Method 2: You make excuse after excuse for your child’s actions. You explain their addiction away as childhood trauma they experienced, the mental illness they were diagnosed with, the way they were treated as a child by another family member. You find a way to justify their actions in every way possible without actually “blaming” the addiction itself.
Method 3: You explain to your partner and other kids that they are hurting your child. Their unwillingness to help and support their loved one by cutting off contact or being mean with their words and actions are doing damage to your child as they struggle with addiction. You constantly point out their actions, causing even more tension among everyone.
Clearly these methods aren’t working. It’s time to try something new, something that doesn’t include abandoning your child.
When you learn to Love Another Way, your family relationships will begin to improve. The small steps you take when you’re fully prepared will mean your family members will take small steps of their own, leading to a point where there’s mutual respect. This will also allow you and them to create a more consistent message, something that your child will need to choose recovery over addiction. This consistency is much more important than the exact choice you make in any given situation when interacting with your child struggling with addiction.
Learn to love your child in a way that does not enable this addiction but rather supports him or her in the way they need supporting. Learn to Love Another Way instead of opting for the intuitive way we usually love and support our children.
Why is it important to Love Another Way?
Understand that people with addiction will take and take and take — that’s the nature of the disease. You need to be the one to make a change in the way you love your child and say “no” to the disease, otherwise you are fueling a growing fire and enabling behavior and actions that don’t encourage the choice of recovery.

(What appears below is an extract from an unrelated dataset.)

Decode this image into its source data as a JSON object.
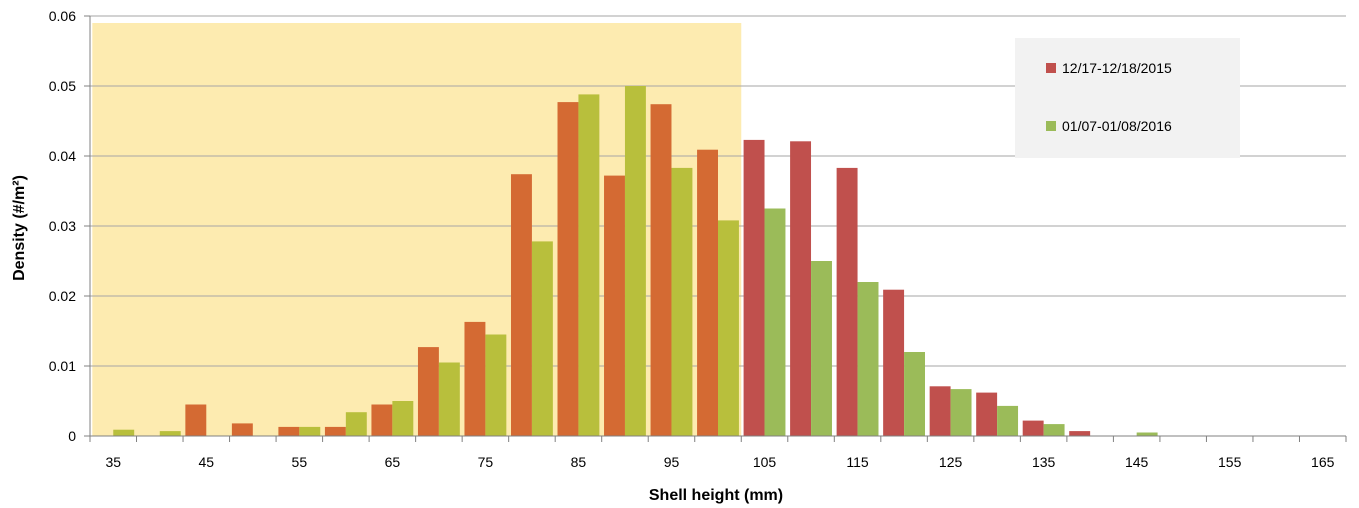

Also understand that your other family members want and need you to be present in their lives. They watch your child’s addiction take your time, love, and attention away from nurturing your relationships with them. They remember what it was like before things got bad, and they miss the “old you” and the time you used to spend together.
Today: Take this step.
Seek out the education you need to know how your child’s thinking has changed due to their addiction and how to support them the best way you know how. Research shows that those struggling with addiction (in lucid moments) rate their parent’s success in helping them as 2.4 out of 5, and the children themselves say this low rating is because parents are giving too much — not because parents aren’t giving enough.
Are you giving too much, too little, or just the right amount?

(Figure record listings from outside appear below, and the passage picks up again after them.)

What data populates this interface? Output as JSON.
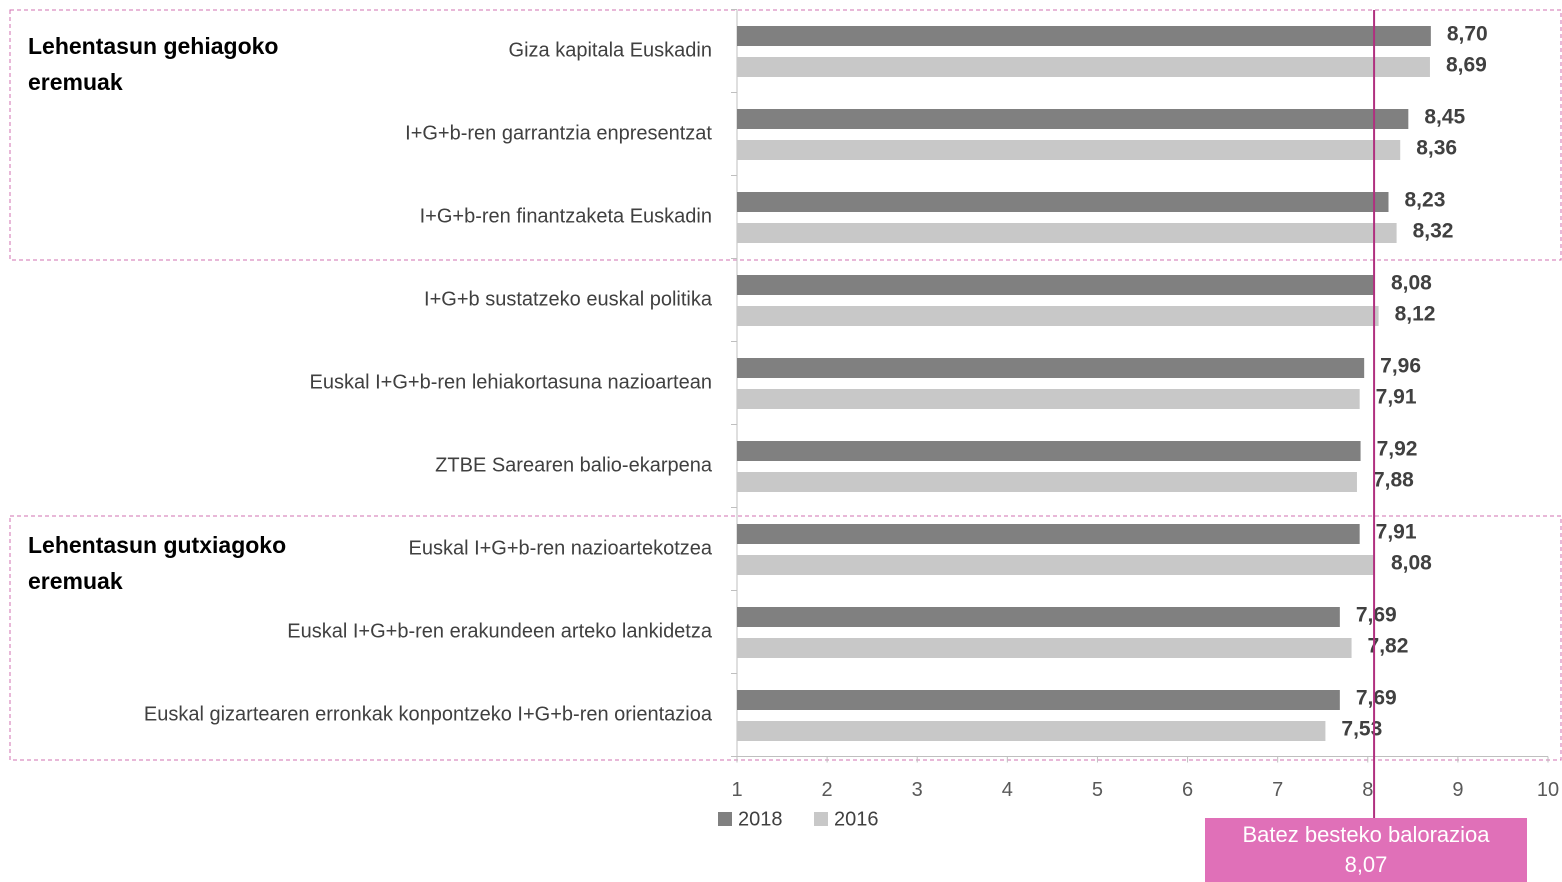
{
  "chart_data": {
    "type": "bar",
    "orientation": "horizontal",
    "categories": [
      "Giza kapitala Euskadin",
      "I+G+b-ren garrantzia enpresentzat",
      "I+G+b-ren finantzaketa Euskadin",
      "I+G+b sustatzeko euskal politika",
      "Euskal I+G+b-ren lehiakortasuna nazioartean",
      "ZTBE Sarearen balio-ekarpena",
      "Euskal I+G+b-ren nazioartekotzea",
      "Euskal I+G+b-ren erakundeen arteko lankidetza",
      "Euskal gizartearen erronkak konpontzeko I+G+b-ren orientazioa"
    ],
    "series": [
      {
        "name": "2018",
        "color": "#808080",
        "values": [
          8.7,
          8.45,
          8.23,
          8.08,
          7.96,
          7.92,
          7.91,
          7.69,
          7.69
        ],
        "value_labels": [
          "8,70",
          "8,45",
          "8,23",
          "8,08",
          "7,96",
          "7,92",
          "7,91",
          "7,69",
          "7,69"
        ]
      },
      {
        "name": "2016",
        "color": "#c8c8c8",
        "values": [
          8.69,
          8.36,
          8.32,
          8.12,
          7.91,
          7.88,
          8.08,
          7.82,
          7.53
        ],
        "value_labels": [
          "8,69",
          "8,36",
          "8,32",
          "8,12",
          "7,91",
          "7,88",
          "8,08",
          "7,82",
          "7,53"
        ]
      }
    ],
    "xlim": [
      1,
      10
    ],
    "xticks": [
      1,
      2,
      3,
      4,
      5,
      6,
      7,
      8,
      9,
      10
    ],
    "reference_line": {
      "value": 8.07,
      "color": "#b0307f",
      "label": "Batez besteko balorazioa",
      "value_label": "8,07"
    },
    "annotations": [
      "Lehentasun gehiagoko eremuak",
      "Lehentasun gutxiagoko eremuak"
    ]
  }
}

Use my “Get Out of the Middle” Worksheet to decide if your family or your child struggling with addiction is asking too much of you.
Get Out of the Middle Worksheet
Move on to Step 2: Watch my workshop to learn more.
I had a very hard time myself doing what felt like was “abandoning” my child in his time of need. Once I started to understand how I could Love Another Way, my perspective shifted. It became crystal clear to me that by continuing to support his addiction, I was actually abandoning him to the control of the disease.